Swanage Railway appeals to restore T3 class locomotive
- Published
An appeal to restore a Victorian steam locomotive has been launched by a heritage railway line.
Swanage Railway in Dorset hopes to raise £350,000 to return the London and South Western Railway T3 class locomotive to full working order.
The engine was donated to the line by the National Railway Museum in 2017.
A detailed inspection concluded it was in good enough condition to be fully restored. Swanage Railway described it as a "unique locomotive".
The T3 class locomotives hauled trains from London on the west of England main line, across Dorset and down to Corfe Castle and Swanage up to the 1940s.
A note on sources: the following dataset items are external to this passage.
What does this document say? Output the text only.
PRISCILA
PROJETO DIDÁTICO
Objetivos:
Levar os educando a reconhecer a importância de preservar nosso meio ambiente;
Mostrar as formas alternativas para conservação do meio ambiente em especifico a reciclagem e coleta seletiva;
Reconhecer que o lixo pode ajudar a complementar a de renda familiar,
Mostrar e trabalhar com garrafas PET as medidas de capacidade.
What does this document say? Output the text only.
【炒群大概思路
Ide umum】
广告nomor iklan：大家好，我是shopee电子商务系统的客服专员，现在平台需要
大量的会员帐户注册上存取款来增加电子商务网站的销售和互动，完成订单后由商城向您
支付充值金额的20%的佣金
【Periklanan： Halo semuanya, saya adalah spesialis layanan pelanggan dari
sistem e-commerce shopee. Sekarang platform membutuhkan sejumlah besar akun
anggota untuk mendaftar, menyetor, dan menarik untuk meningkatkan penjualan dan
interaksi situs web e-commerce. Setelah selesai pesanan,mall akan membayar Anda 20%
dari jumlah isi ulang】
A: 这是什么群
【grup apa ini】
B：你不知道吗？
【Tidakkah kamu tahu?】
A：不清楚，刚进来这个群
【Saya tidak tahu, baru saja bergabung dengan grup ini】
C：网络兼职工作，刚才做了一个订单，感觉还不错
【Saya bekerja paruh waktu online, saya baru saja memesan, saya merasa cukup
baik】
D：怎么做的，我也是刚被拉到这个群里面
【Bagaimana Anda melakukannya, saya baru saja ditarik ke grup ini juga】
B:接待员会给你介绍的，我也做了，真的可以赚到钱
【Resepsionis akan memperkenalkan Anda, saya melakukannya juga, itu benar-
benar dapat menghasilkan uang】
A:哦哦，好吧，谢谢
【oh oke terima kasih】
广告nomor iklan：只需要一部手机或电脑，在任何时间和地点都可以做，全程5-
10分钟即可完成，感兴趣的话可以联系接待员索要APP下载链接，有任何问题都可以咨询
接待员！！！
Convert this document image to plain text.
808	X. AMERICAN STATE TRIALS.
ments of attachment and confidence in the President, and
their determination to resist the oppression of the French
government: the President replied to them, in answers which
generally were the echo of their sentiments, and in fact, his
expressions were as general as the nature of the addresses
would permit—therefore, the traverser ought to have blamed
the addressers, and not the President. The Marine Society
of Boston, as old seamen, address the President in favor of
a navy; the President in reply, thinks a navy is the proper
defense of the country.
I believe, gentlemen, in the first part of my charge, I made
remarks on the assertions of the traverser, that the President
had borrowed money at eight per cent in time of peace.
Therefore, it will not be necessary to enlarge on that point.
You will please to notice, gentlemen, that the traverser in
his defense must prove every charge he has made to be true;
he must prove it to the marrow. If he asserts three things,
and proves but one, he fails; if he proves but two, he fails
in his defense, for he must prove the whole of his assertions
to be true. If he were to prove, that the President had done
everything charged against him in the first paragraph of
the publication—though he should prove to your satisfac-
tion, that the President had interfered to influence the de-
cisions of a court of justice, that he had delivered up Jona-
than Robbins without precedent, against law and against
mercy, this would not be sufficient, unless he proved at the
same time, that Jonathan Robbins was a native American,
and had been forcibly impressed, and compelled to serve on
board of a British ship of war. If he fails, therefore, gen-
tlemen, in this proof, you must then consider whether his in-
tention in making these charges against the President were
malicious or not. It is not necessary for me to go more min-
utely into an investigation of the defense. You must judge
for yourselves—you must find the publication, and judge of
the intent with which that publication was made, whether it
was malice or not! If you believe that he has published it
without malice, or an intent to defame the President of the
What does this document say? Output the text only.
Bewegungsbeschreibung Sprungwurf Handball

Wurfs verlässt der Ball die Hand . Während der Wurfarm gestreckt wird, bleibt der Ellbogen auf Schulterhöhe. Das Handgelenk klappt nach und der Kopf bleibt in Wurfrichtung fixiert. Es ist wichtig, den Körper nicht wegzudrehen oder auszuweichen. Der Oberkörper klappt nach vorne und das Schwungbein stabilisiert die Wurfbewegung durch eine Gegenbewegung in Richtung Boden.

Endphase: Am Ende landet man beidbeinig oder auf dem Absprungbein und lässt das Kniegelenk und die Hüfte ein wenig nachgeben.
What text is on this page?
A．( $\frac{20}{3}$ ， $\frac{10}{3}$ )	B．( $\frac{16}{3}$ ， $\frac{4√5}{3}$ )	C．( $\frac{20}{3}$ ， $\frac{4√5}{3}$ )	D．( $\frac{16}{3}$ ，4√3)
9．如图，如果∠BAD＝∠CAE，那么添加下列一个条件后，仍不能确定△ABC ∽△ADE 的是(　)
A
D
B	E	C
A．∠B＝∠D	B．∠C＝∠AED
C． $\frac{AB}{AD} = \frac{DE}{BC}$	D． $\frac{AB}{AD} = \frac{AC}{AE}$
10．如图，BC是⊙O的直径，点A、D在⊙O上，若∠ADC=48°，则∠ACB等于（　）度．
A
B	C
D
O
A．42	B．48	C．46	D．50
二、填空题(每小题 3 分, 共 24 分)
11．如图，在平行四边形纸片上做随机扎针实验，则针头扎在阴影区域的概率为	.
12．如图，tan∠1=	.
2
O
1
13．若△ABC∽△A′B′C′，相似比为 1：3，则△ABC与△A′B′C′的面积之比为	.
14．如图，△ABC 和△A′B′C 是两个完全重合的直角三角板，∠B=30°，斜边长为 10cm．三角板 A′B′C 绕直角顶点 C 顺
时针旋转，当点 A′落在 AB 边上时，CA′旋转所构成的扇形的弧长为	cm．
They were credited for bringing city visitors to the Dorset coast.
'Unique project'
Built in 1893, No 563 was not scrapped along with the rest of the class as it was selected for display at London's Waterloo station centenary in 1948.
Matt McManus, of The Swanage Railway Trust, said: "This is one of the most exciting locomotive restoration projects of the last 25 years - a unique project that will bring a locomotive most people thought would never steam again back into life on the railway that it was built for.
"The T3 allows us to go right back to the very start of railways in Dorset. No 563 enables the Swanage Railway Trust to show how railways connected rural and coastal communities in the Victorian and Edwardian periods."
The Swanage to Wareham line was closed by British Rail in 1972 and ripped up, although part of it was re-opened as a tourist attraction in the 1990s.